Dust mites are tiny creatures — but their presence can have big effects. A dust mite allergy can cause coughing, sneezing, asthma, stuffy or runny noses, itchy eyes, and even eczema.
These mites are also different from other pests you may find in your home.
Most people are not directly allergic to dust mites, but to their waste. Their droppings collect in furniture, clothes, beds, carpets, and other dusty areas. This causes what is commonly known as a “dust mite allergy”.
This reaction is particularly bad at certain times, like the autumn.
If you have such an allergy, you will want to rid your home of dust mites as much as you can. This article will break down how to get rid of dust mites in your home.
How to Get Rid of Dust Mites? 5 ways
1. Dust Mite-Proof Your Home
If you want to get rid of dust mites, you will want make your home uninhabitable to them. This involves physically changing what’s in your home, including your:
Large-sized carpets can not be cleaned adequately to prevent dust mites from breeding. So replace them with a laminate, tile, hardwood, concrete, or vinyl floor. The reason behind this is that you can wash hard floors regularly.
The fewer cushions you have, the fewer places dust mites will be able to live. The same goes for curtains: replace cloth ones with blinds that are easy to clean.
Your bed can be adapted to prevent dust mites, too (see below). Finally, instead of fabric or upholstered furniture, use wooden, synthetic leather, or leather sofas and chairs.
2. Change Their Environment
Dust mites thrive in high humidity (70 to 80 percent relative humidity) and higher temperatures (around 75 to 80 degrees Fahrenheit). To slow their breeding, set your thermostat to no higher than 70 degrees Fahrenheit.
For humidity control, use dehumidifiers, AC units, or electric humid monitors. It is recommended to keep relative humidity levels less than 50%.
3. Get New Mattresses and Covers
Hypoallergenic pillows and mattresses are specifically designed to ward off dust mites. Their make is of an extremely fine weave — one that dust mites can not easily inhabit.
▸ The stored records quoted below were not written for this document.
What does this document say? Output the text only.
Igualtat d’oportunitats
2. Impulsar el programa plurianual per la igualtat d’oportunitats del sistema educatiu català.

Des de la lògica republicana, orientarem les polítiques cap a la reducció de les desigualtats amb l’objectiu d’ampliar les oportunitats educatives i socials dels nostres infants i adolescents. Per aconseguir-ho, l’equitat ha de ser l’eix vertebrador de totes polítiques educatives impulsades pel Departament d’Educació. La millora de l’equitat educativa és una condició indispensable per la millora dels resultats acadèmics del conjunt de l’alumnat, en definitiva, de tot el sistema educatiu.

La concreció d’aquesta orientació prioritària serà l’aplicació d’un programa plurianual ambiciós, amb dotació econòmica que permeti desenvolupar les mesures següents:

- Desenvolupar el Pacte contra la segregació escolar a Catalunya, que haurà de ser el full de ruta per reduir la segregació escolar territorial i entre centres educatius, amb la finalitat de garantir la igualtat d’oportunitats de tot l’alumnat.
Hypoallergenic materials also prevent skin flakes from gathering in the fabric, and keep your mattress or pillow dry. This can further prevent dust mites from feeding or living in your bed.
Anti-allergenic protective covers can also be used to prevent dust mites. Just make sure you buy one that is worth the trouble — cheaper covers will wear out in a couple of years.
4. Wipe And Vacuum
If you know where dust tends to accumulate in your home, you know where the dust mites likely are. Make sure you dust these areas — but not with a dry cloth or brush.
Use an old t-shirt or microfiber cloth moistened with some anti-allergen dust spray or water. Start by wiping off the higher areas of your rooms, going down to the lower areas. This will prevent dust from re-settling on already-cleaned surfaces.
Dust at least two hours before sleeping in the same room. Even a thorough dusting job leaves some dust particles in the air. Give them enough time to settle before sleeping in any rooms you may have cleaned.
You will also want to vacuum known dusty areas and furniture. A sealed, clean, HEPA (high-efficiency particulate air) filter is necessary for this type of vacuuming. As HEPA bags are designed to catch fine particulates, use them and do not use a bag-less vacuum.
For safety, you will want to open your windows and wear a dust mask before you wipe down, clean, or vacuum your home.
5. Wash Weekly
If you still have clothes, bedding, or other items made of fabric around, it is a good idea to wash them weekly. This will prevent dust from collecting and dust mites from inhabiting those items.
Use a washing machine with high temperatures from 130 to 140 degrees Fahrenheit. If possible, add anti-dust mite or anti-allergen additives to the wash. Then, dry thoroughly with a dryer set at similar temperatures.
You can also hang your items in the sun to kill stray mites — but avoid this if pollen, grass, or other plant allergens are an issue.
How to Get Rid of Dust Mites — Conclusion
By following these methods, you can significantly reduce the your home’s dust mite population. Remember, combating dust mites is an ongoing process — but definitely one you can control.